「朝ごはんを毎日食べている子どもは成績がいいというデー…」のどこがおかしい?
「朝ごはんを毎日食べている子どもは成績がいいというデータがあるんですって。だからうちの子にも毎朝しっかり食べさせれば、成績が上がるはずよ」
次のうち、この発言に含まれる論理的な問題点はどれでしょう?
- A. 少ない例で決めつけ(過剰一般化)
- B. 感情で押し切り(感情論への置換)
- C. 話が飛びすぎ(論理の飛躍)
- D. 偶然と原因の取り違え(因果と相関の混同)
答え:D. 偶然と原因の取り違え(因果と相関の混同)
なぜこれが答えなのか
このデータが示しているのは「朝食を食べること」と「成績がいいこと」の相関関係(一緒に見られる傾向)であり、因果関係(原因と結果)とは限りません。朝食をきちんと食べられる家庭は、生活リズムが整っている、学習環境が良い、親のサポートがあるなど、他の要因が成績に影響している可能性があります。朝食だけが成績向上の原因とは言い切れないのです。
ほかの選択肢がちがう理由
- A: 過剰一般化は少数の事例から全体を決めつけるパターンです。この発言はデータに基づいており、サンプル数の問題ではなく因果と相関の混同が問題です。

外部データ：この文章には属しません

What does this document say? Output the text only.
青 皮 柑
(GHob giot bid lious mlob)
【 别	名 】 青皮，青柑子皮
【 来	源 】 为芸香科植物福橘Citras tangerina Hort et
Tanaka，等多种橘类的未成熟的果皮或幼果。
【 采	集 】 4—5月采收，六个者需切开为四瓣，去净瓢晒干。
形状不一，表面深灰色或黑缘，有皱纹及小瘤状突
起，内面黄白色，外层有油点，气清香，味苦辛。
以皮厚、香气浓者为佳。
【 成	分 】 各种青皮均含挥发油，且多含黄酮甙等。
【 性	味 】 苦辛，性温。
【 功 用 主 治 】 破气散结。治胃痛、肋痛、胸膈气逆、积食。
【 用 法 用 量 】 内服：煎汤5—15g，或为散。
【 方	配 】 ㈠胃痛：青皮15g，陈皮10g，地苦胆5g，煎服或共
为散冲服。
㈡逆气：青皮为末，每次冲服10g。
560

- B: 感情で押し切りは「子どものために」などの感情に訴えて論理を無視するパターンです。この発言はデータを根拠にしており、感情論ではありません。
- C: 話が飛びすぎは前提と結論の間に大きな隙間があるパターンです。この発言は一見筋が通っているように見えますが、相関を因果と誤解している点が本質的な問題です。
暮らしでの使いどころ
「〇〇している人は△△だ」という統計を聞いたとき、「じゃあ〇〇すれば△△になれる」と考えがちですが、それは早計です。二つの事柄が一緒に見られるからといって、一方が他方の原因とは限りません。「他に影響している要因はないかな?」と考える習慣をつけると、データに振り回されなくなります。